Paramount has taken it upon itself to release a great many of Lewis's best-loved films in deluxe, special edition packaging. While The Disorderly Orderly boasts far fewer bonuses than many of the DVDs in this collection, it at least presents some pristine technical issues. The 1.85:1 anamorphic widescreen image looks incredible—sharp and showy with excellent color correctness and contrasts. Thanks to such print protection, the digital image here preserves Tashlin's cartoon framing fabulously. The Dolby Digital Mono is also pristine, offering minimal hiss and some sensational big band scoring to amp the anarchy of the film.

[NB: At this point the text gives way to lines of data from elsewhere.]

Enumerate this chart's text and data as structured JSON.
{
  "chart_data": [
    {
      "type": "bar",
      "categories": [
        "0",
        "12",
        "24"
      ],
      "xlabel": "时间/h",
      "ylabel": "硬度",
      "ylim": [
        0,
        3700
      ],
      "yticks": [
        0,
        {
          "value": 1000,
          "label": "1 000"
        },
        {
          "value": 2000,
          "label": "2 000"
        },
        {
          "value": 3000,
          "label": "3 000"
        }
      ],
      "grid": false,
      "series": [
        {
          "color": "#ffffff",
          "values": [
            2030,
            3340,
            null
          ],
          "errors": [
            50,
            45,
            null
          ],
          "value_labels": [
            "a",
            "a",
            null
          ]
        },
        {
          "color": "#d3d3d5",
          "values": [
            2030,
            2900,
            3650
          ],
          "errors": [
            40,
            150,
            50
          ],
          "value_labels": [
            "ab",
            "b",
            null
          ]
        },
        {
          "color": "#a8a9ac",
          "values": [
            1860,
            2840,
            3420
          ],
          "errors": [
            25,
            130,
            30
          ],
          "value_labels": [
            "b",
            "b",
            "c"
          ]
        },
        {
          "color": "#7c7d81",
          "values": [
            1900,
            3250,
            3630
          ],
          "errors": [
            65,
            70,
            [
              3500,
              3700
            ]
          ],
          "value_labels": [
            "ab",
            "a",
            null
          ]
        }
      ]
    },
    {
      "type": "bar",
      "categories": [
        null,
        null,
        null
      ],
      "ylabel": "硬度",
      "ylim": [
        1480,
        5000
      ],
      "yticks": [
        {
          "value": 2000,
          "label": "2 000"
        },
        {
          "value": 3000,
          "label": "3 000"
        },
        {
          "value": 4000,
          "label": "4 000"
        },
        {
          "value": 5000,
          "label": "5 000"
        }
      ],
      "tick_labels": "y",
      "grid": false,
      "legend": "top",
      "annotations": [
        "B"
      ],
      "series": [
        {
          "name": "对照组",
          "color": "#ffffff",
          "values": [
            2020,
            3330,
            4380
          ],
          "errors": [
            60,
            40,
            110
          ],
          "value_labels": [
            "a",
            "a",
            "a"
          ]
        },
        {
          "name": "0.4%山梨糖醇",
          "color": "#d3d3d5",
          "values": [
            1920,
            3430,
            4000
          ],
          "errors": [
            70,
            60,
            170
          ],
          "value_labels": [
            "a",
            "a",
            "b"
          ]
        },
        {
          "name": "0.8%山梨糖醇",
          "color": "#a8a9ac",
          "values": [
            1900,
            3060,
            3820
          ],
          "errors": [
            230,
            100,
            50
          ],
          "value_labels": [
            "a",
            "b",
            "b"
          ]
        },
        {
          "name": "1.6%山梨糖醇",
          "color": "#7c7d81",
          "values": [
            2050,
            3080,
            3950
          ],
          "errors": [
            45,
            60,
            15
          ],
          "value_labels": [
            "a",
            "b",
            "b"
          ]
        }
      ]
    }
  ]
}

In the added content collected for this disc, we are treated to a wonderfully weird trailer (though it looks the worse for wear) and about 11 minutes of outtakes (most of which feature Lewis blowing lines or purposefully trying to make Tashlin laugh). These few moments behind the scenes in the making of the movie highlight how serious the performer was at his chosen craft, while hinting at the megalomania that would later tarnish his tumultuous reputation. Without a commentary (like on other Lewis DVDs) or fact-filled documentary, we learn very little about The Disorderly Orderly as a filmmaking experience, which is a true shame. It would be interesting to hear how Lewis worked with Tashlin, and why their collaboration gelled as well as it did.
Those looking for proof of why the French fluff themselves the minute the genius of Jerry is mentioned may not find the necessary evidence in The Disorderly Orderly. This is definitely one of the lesser accomplishments in a career filled with dizzying highs and horrendous lows (we're still waiting for The Day the Clown Cried…). Still, for all its old-fashioned charms and forthright earnestness, it is also an exceptionally entertaining film. The Disorderly Orderly may not be a Professor John Frink of hilarity, but it's a decent enough diversion, guaranteed to make you giggle more than groan. They say laughter is the best of many medicines. There is indeed a lot of curative power in the peculiarity of Jerry Lewis.